# rearranging content in variable

##### New Member
hi,
I'm new at working with STATA. Currently, I face the following problem: I have given data that are organized like that:
var1 cat1 cat2
1.2 0 1
5 0 1
...
7 1 0
2.3 1 0
...

ok so I think the logic behind is easy to grasp. Now I want to subtract those values of var1 when cat1==1 from the var1 when cat2==1.
So I thought I can just generate two new variables, where I filter with an if clause, but this doesn't work, because then the content of the variables looks like that

gen test1=var1 if cat1==1
gen test2=var1 if cat2==1

test1:
.
.
...
7
2.3
...

and test2 is the complete opposite:
1.2
5
...
.
.
...

I tried with drop deleting the missing values, but then suddenly, both variables were empty. How can I subtract them properly? My overall goal is to calculate the percentage change and the standard errors of the difference. Any suggestions?

#### RedOwl

##### New Member
I don't believe I understand what you want, but I'll give it a try.

You don't need two variables cat1 and cat2, because one is
determined by the other. If cat1 equals 0, then cat2 must equal 1,
and vice versa. So just use a single cat variable with values 1 or 2
(or 0 and 1 if you prefer)

Code:
* Build toy data set with single cat variable 1/2.
clear all
input var1 cat
1.2 2
5.0 2
7.0 1
2.3 1
end

list, noobs

egen totcat = total(var1), by(cat)
summarize totcat, meanonly
gen diff = r(max) - r(min)

list, noobs

##### New Member
No, that was not what I mean. The data is given to me, I can't change anything, I just have to deal with it. And the author made it that way so. But this was also not my question. I said I wanted to calculate the mean and the standard error of the difference of var1, so: (var1 if cat1==1) - (var1 if cat2==1)

#### RedOwl

##### New Member
OK, that's a poor data structure, but this may work. It just adds
some code to create a single category variable before proceeding.
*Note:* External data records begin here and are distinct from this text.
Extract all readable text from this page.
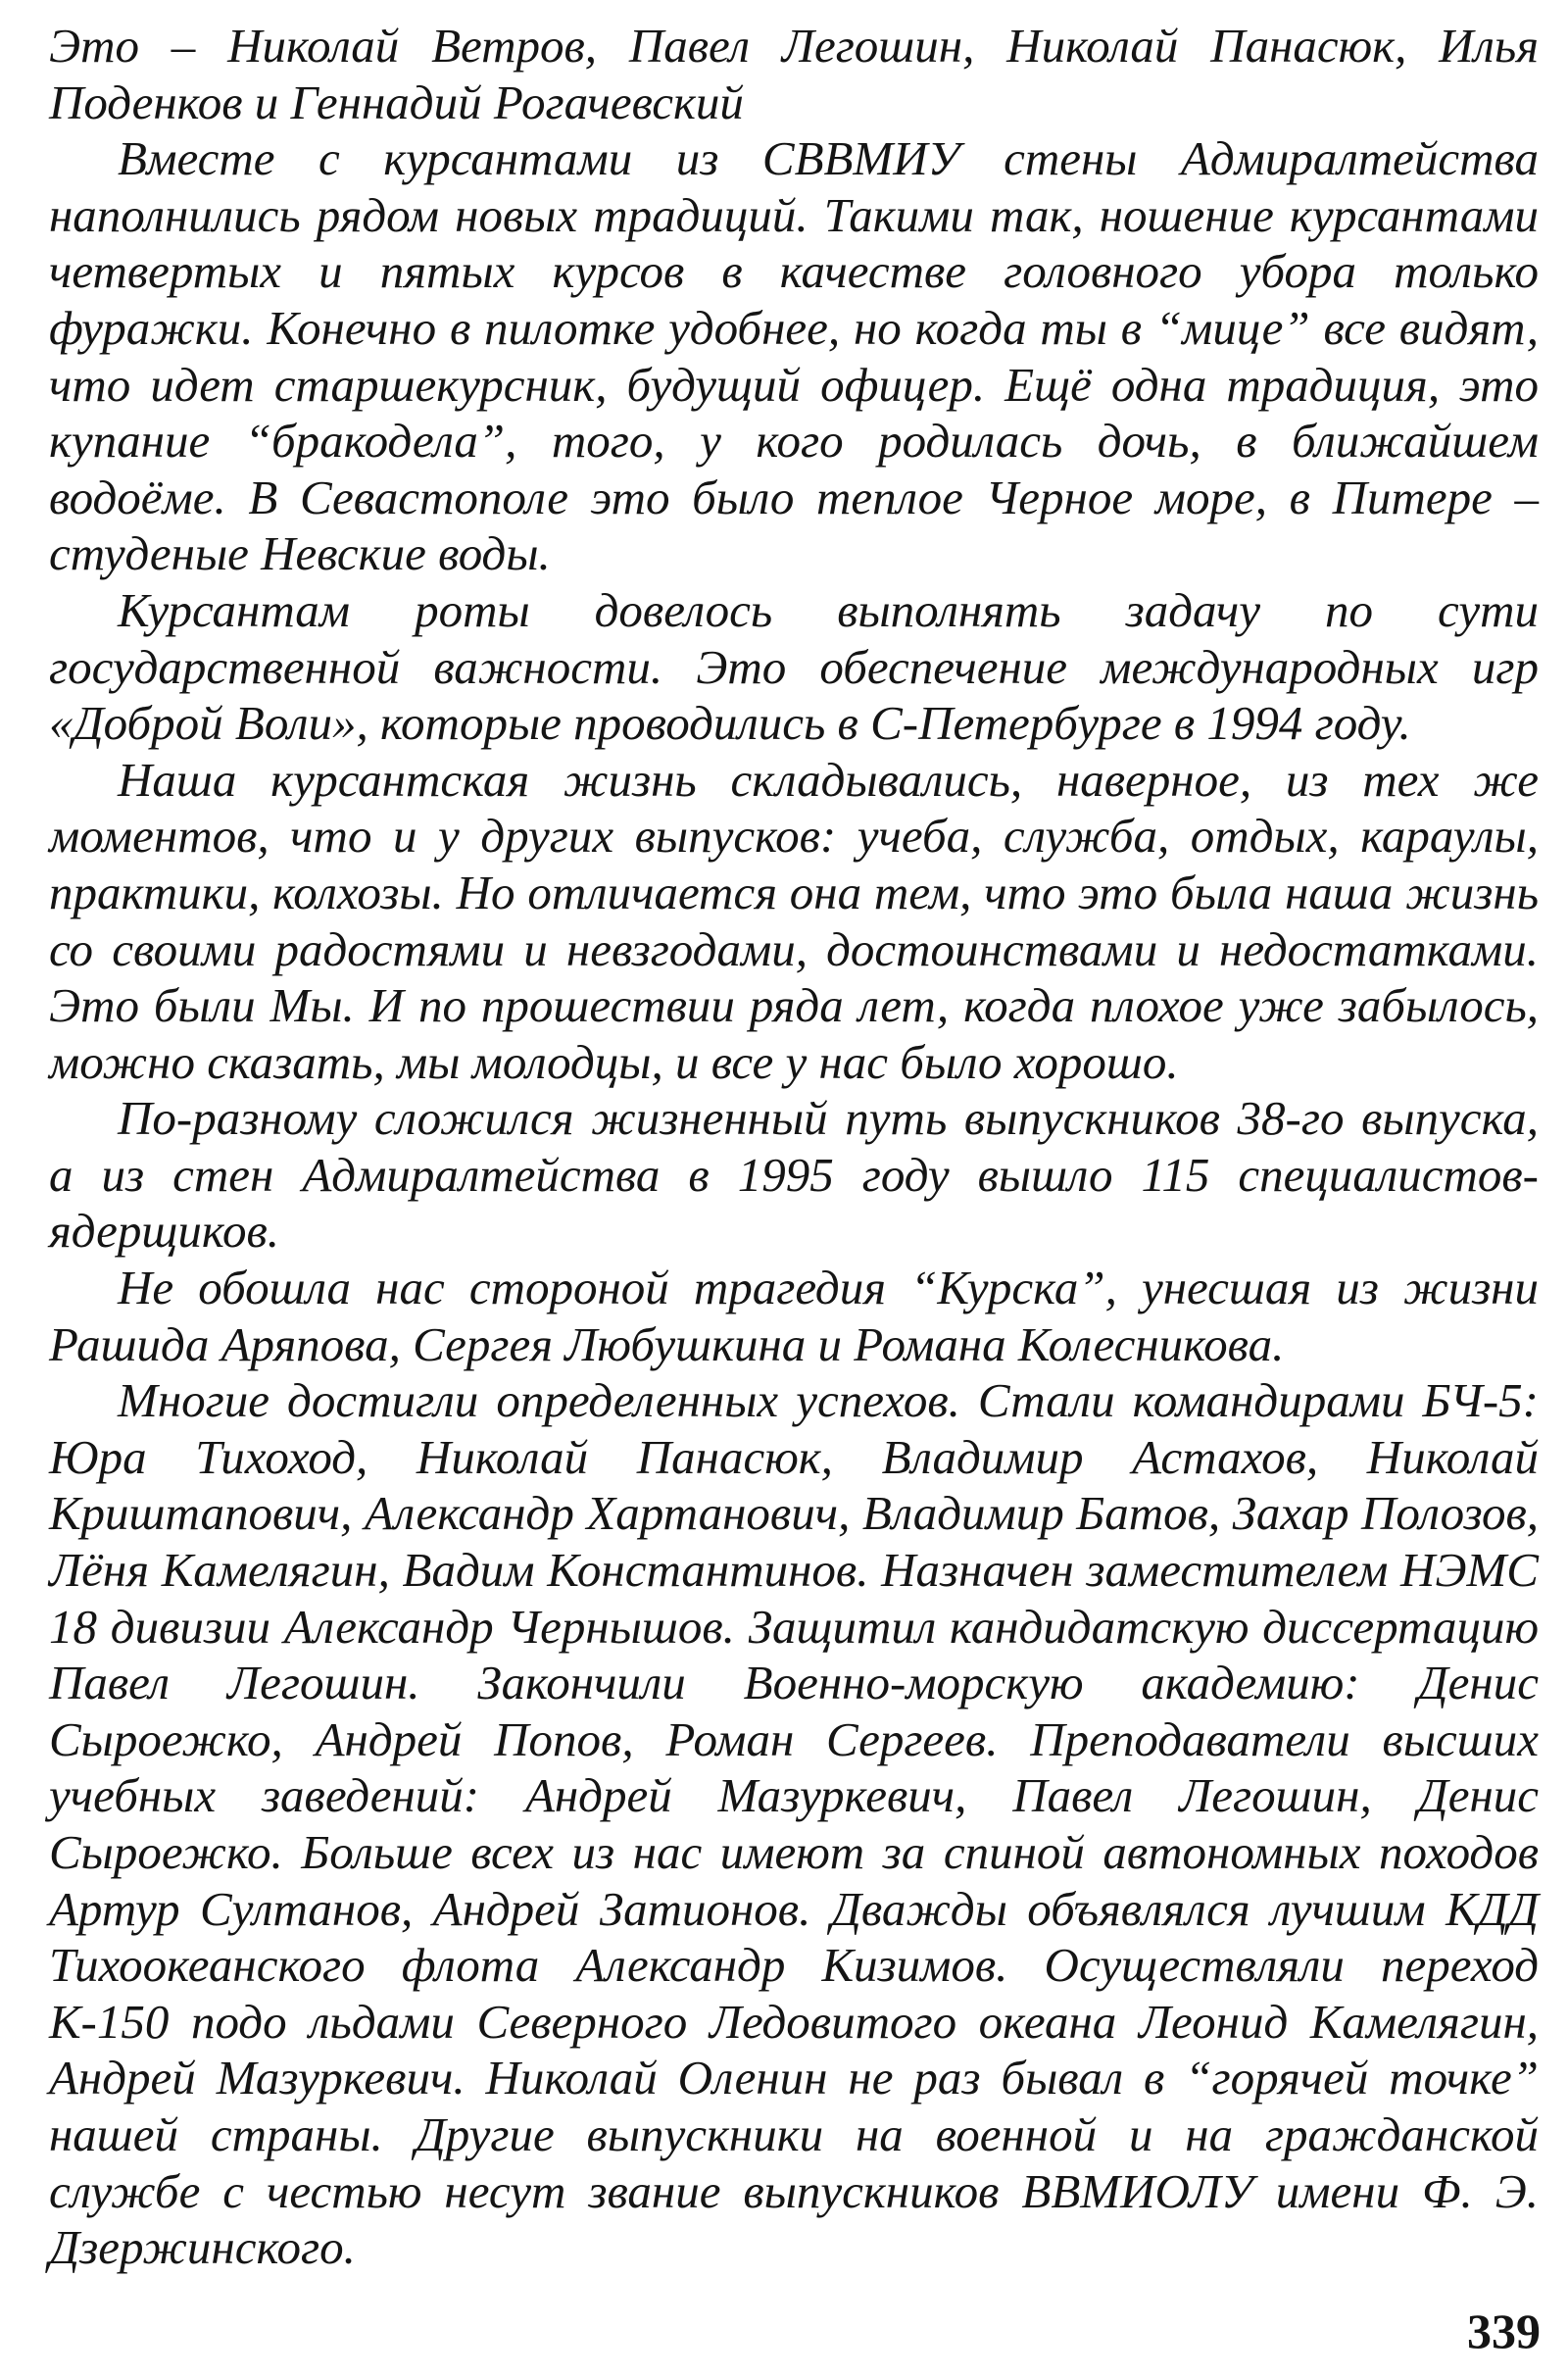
Это – Николай Ветров, Павел Легошин, Николай Панасюк, Илья Поденков и Геннадий Рогачевский

Вместе с курсантами из СВВМИУ стены Адмиралтейства наполнились рядом новых традиций. Такими так, ношение курсантами четвертых и пятых курсов в качестве головного убора только фуражки. Конечно в пилотке удобнее, но когда ты в “мице” все видят, что идет старшекурсник, будущий офицер. Ещё одна традиция, это купание “бракодела”, того, у кого родилась дочь, в ближайшем водоёме. В Севастополе это было теплое Черное море, в Питере – студеные Невские воды.

Курсантам роты довелось выполнять задачу по сути государственной важности. Это обеспечение международных игр «Доброй Воли», которые проводились в С-Петербурге в 1994 году.

Наша курсантская жизнь складывались, наверное, из тех же моментов, что и у других выпусков: учеба, служба, отдых, караулы, практики, колхозы. Но отличается она тем, что это была наша жизнь со своими радостями и невзгодами, достоинствами и недостатками. Это были Мы. И по прошествии ряда лет, когда плохое уже забылось, можно сказать, мы молодцы, и все у нас было хорошо.

По-разному сложился жизненный путь выпускников 38-го выпуска, а из стен Адмиралтейства в 1995 году вышло 115 специалистов-ядерщиков.

Не обошла нас стороной трагедия “Курска”, унесшая из жизни Рашида Аряпова, Сергея Любушкина и Романа Колесникова.

Многие достигли определенных успехов. Стали командирами БЧ-5: Юра Тихоход, Николай Панасюк, Владимир Астахов, Николай Криштапович, Александр Хартанович, Владимир Батов, Захар Полозов, Лёня Камелягин, Вадим Константинов. Назначен заместителем НЭМС 18 дивизии Александр Чернышов. Защитил кандидатскую диссертацию Павел Легошин. Закончили Военно-морскую академию: Денис Сыроежко, Андрей Попов, Роман Сергеев. Преподаватели высших учебных заведений: Андрей Мазуркевич, Павел Легошин, Денис Сыроежко. Больше всех из нас имеют за спиной автономных походов Артур Султанов, Андрей Затионов. Дважды объявлялся лучшим КДД Тихоокеанского флота Александр Кизимов. Осуществляли переход К-150 подо льдами Северного Ледовитого океана Леонид Камелягин, Андрей Мазуркевич. Николай Оленин не раз бывал в “горячей точке” нашей страны. Другие выпускники на военной и на гражданской службе с честью несут звание выпускников ВВМИОЛУ имени Ф. Э. Дзержинского.

339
If this is not what you want, I don't understand your question.

Code:
* Build toy data set.
clear all
input var1 cat1 cat2
1.2 0 1
5.0 0 1
7.0 1 0
2.3 1 0
end

list, noobs

* Create single category variable from cat1 and cat2
gen category = 1 if cat1
replace category = 2 if cat2

list, noobs

egen totcat = total(var1), by(category)
summarize totcat, meanonly
gen diff = r(max) - r(min)

list, noobs